The sensor device, known as the ADE 651, from $16,500 to $60,000 each. Iraq has bought more than 1,500 of the devices.
The small hand-held wand, with a telescopic antenna on a swivel, is being used at hundreds of checkpoints in Iraq. But the device works “on the same principle as a Ouija board” — the power of suggestion — said a retired United States Air Force officer, Lt. Col. Hal Bidlack, who described the wand as nothing more than an explosives divining rod.

Still, the Iraqi government has purchased more than 1,500 of the devices, known as the ADE 651, at costs from $16,500 to $60,000 each. Nearly every police checkpoint, and many Iraqi military checkpoints, have one of the devices, which are now normally used in place of physical inspections of vehicles.

With violence dropping in the past two years, Prime Minister Nuri Kamal al-Maliki has taken down blast walls along dozens of streets, and he contends that Iraqis will safeguard the nation as American troops leave.

But the recent bombings of government buildings here have underscored how precarious Iraq remains, especially with the coming parliamentary elections and the violence expected to accompany them.

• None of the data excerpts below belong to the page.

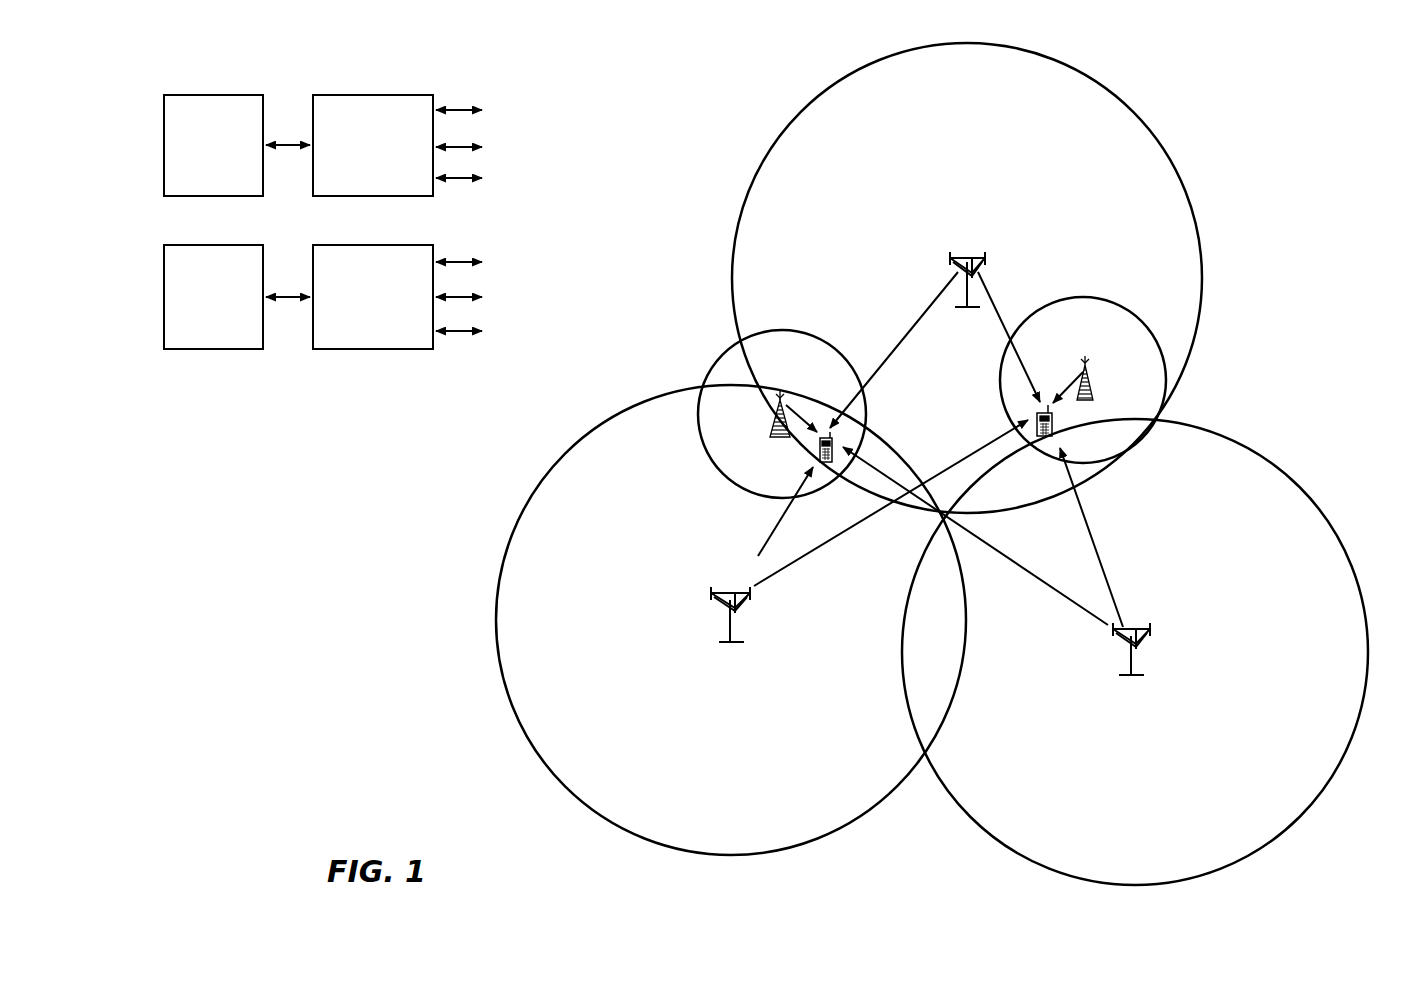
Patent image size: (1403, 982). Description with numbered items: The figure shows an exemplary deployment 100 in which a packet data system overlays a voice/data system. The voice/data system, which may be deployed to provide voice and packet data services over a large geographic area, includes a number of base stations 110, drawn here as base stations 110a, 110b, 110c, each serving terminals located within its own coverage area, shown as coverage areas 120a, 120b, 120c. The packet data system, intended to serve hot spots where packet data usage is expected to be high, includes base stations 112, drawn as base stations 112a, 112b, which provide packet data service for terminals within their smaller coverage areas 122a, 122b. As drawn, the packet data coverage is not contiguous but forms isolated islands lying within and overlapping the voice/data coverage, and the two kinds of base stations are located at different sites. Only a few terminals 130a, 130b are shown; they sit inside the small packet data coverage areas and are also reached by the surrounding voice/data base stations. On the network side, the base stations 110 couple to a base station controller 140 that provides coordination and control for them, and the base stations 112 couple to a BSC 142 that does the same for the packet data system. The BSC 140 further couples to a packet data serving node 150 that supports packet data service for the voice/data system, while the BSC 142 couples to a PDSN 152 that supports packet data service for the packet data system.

The deployment 100 is at (1345, 90).
The base stations 110 is at (504, 138).
The base stations 112 is at (504, 290).
The base station controller 140 is at (370, 95).
The BSC 142 is at (370, 245).
The packet data serving node 150 is at (212, 95).
The PDSN 152 is at (212, 245).
The base station 110a is at (966, 256).
The base station 110b is at (730, 592).
The base station 110c is at (1136, 628).
The base station 112a is at (1093, 378).
The base station 112b is at (776, 410).
The coverage area 120a is at (800, 112).
The coverage area 120b is at (571, 447).
The coverage area 120c is at (1294, 482).
The coverage area 122a is at (1083, 297).
The coverage area 122b is at (716, 364).
The terminal 130a is at (1052, 430).
The terminal 130b is at (819, 455).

The suicide bombers who managed to get two tons of explosives into downtown Baghdad on Oct. 25, killing 155 people and destroying three ministries, had to pass at least one checkpoint where the ADE 651 is typically deployed, judging from surveillance videos released by Baghdad’s provincial governor. The American military does not use the devices. “I don’t believe there’s a magic wand that can detect explosives,” said Maj. Gen. Richard J. Rowe Jr., who oversees Iraqi police training for the American military. “If there was, we would all be using it. I have no confidence that these work.”

The Iraqis, however, believe passionately in them. “Whether it’s magic or scientific, what I care about is it detects bombs,” said Maj. Gen. Jehad al-Jabiri, head of the Ministry of the Interior’s General Directorate for Combating Explosives.

Dale Murray, head of the National Explosive Engineering Sciences Security Center at Sandia Labs, which does testing for the Department of Defense, said the center had “tested several devices in this category, and none have ever performed better than random chance.”